La fábula del marqués frustrado y la condesa viuda

Desde el mar añoro las sierras, los barrancos y me invade la melancolía. Viene a mi memoria una vieja historia montera que nada tiene que ver con la montería, o sí…

El marqués frustrado, cazador empedernido, y la condesa viuda, a quien no le hacían mucha gracia los ambientes cinegéticos, llevaban varios años envueltos en un maravilloso noviazgo donde las luces eran superiores a las sombras. Convirtieron un funeral en el principio de una historia de amor. Disfrutaban de un vínculo excepcional, irrepetible.

Se conocieron cuando ambos estaban respectivamente separados, lo cual fue providencial para que fluyera el amor, pues sus malogrados matrimonios marcaron en ellos el inicio de una relación personal e íntima de imposible superación. La providencia los unió.

Antes de tratarse, la condesa viuda y el marqués frustrado llevaban vidas normales, se habían enamorado en diversas ocasiones, como todo el mundo. No obstante, ¡nada! ni remotamente parecido a lo que había surgido entre ellos…Por cierto, los títulos que ostentaban tienen un origen imposible de desvelar sin traicionar algún secreto…

Los años iban pasando, la complicidad maduraba. El Sr. marqués susurró el primer «te quiero» y a partir de entonces ambos abrieron sus corazones. En más de cinco años dicho amor moraba ya perpetuo en el ánimo e inconsciente de los dos. Se había reforzado, la pasión crecía de forma incontrolada, parecía un enamoramiento perpetuo. «Nunca nadie me ha tocado como lo haces tú»; cualquier caricia, aun involuntaria, transformaba sus miradas.

Cuentan que, mientras se hallaban juntos y unidos, pasaban los mejores momentos de sus vidas. Cuando se separaban, el marqués se distraía y la condesa se enfadaba, con razón. Las épocas estivales, ya fueran en Madrid, frente al mar, en Gijón o en Valencia, resultaban verdaderamente inolvidables. Todo ello a pesar de los dolientes momentos provocados por la afición venatoria del marqués…

Todo arrancó a desbaratarse durante un funesto mes de septiembre, cuando la Sra. condesa, desconfiada, pero sin motivo para serlo, con el marqués, se dejó llevar por los fantasmas que todos tenemos dentro; y el Sr. marqués, por causa de los suyos, no alcanzó a cuidarla lo suficiente.
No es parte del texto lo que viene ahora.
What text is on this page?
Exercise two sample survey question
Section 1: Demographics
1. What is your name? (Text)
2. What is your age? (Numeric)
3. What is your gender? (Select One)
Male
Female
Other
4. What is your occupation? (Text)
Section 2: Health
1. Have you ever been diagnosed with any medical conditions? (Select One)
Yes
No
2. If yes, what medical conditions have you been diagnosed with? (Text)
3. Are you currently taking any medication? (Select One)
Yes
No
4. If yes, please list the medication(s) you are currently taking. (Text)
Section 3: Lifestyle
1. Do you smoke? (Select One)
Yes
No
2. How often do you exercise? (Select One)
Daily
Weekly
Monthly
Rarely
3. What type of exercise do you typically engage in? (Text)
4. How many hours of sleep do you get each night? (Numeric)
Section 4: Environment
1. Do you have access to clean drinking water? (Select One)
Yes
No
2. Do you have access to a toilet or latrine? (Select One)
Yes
La berrea provocó que el marqués frustrado desapareciera en el campo más días de los convenientes y la condesa viuda no alcanzó a comprenderlo.

A finales de un agosto cualquiera regresaban felices de alguna isla del Mediterráneo. Por algún motivo, la Sra. condesa viuda, ya casi enemiga de la condición de cazador de su amado, decidió distanciarse un poco ante la desaparición «en pos del venado» del Sr. marqués. Un pueblo de la Sierra de la Culebra tuvo la culpa, pero no la responsabilidad, que fue de los dos.
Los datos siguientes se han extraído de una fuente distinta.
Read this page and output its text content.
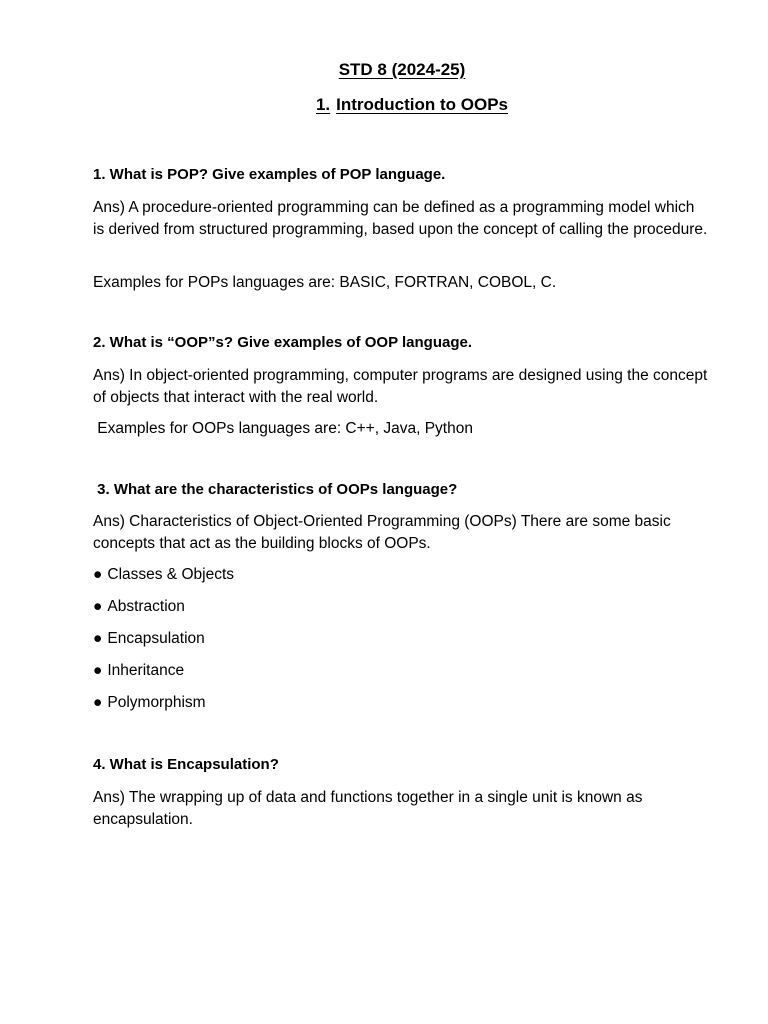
STD 8 (2024-25)
1. Introduction to OOPs
1. What is POP? Give examples of POP language.
Ans) A procedure-oriented programming can be defined as a programming model which is derived from structured programming, based upon the concept of calling the procedure.
Examples for POPs languages are: BASIC, FORTRAN, COBOL, C.
2. What is “OOP”s? Give examples of OOP language.
Ans) In object-oriented programming, computer programs are designed using the concept of objects that interact with the real world.
Examples for OOPs languages are: C++, Java, Python
3. What are the characteristics of OOPs language?
Ans) Characteristics of Object-Oriented Programming (OOPs) There are some basic concepts that act as the building blocks of OOPs.
● Classes & Objects
● Abstraction
● Encapsulation
● Inheritance
● Polymorphism
4. What is Encapsulation?
Ans) The wrapping up of data and functions together in a single unit is known as encapsulation.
El principio del fin, como siempre, comienza con los silencios y continúa en nuestras cabezas, las cuales tienden a identificar dichos silencios con negativos desengaños del pasado provocados, en muchas ocasiones, por malvados. Somos prisioneros de nuestras propias experiencias, decía Platón.

Sin embargo, el amor era fuerte, inextinguible; como diría el poeta, «más poderoso que la muerte». Así, el reencuentro fue inevitable, desvaneciendo todo lo negativo en una suerte de reconquista que logró transformar dos almas en una sola.

Las monterías se redujeron en idéntica medida que aumentaba en la condesa viuda el beneplácito hacia la pasión campera del marqués frustrado. La caza dejaba de ser un obstáculo.

Al cabo de los años superaron trabas, escollos, atolladeros provocados por la vida y la iracundia de ambos, lo cual los enseñó a rescatar su templanza, a aceptarse con humildad, afianzando una alianza inquebrantable. Hoy nadie duda ya de la existencia de estos personajes ni de su historia de amor. Algunos cuentan que un extraño olor a humo de hoguera montera dibuja en el aire sus figuras… aunadas para siempre en el cielo.

(Esta fábula me la contó un buen amigo, el mejor, después de una jornada entre luminosos verdes de otoño que, según él, rememoraban los ojos y la mirada de la condesa. Quiero dedicarla a una señora admirable, única, excepcional, vigorosa, inteligente y audaz, que logró admitir la condición de cazador de su marido y que ambos, aceptándose mutuamente, alcanzaran, no sin esfuerzo, mantener sus almas eternamente hermanadas. Asimismo, la brindo a todas las mujeres que soportan largos fines de semana solas, regalando una sonrisa cuando el cazador regresa a casa).

Ya saben, la melancolía estival provoca grandes canciones de amor y, eventualmente, humildes leyendas escritas.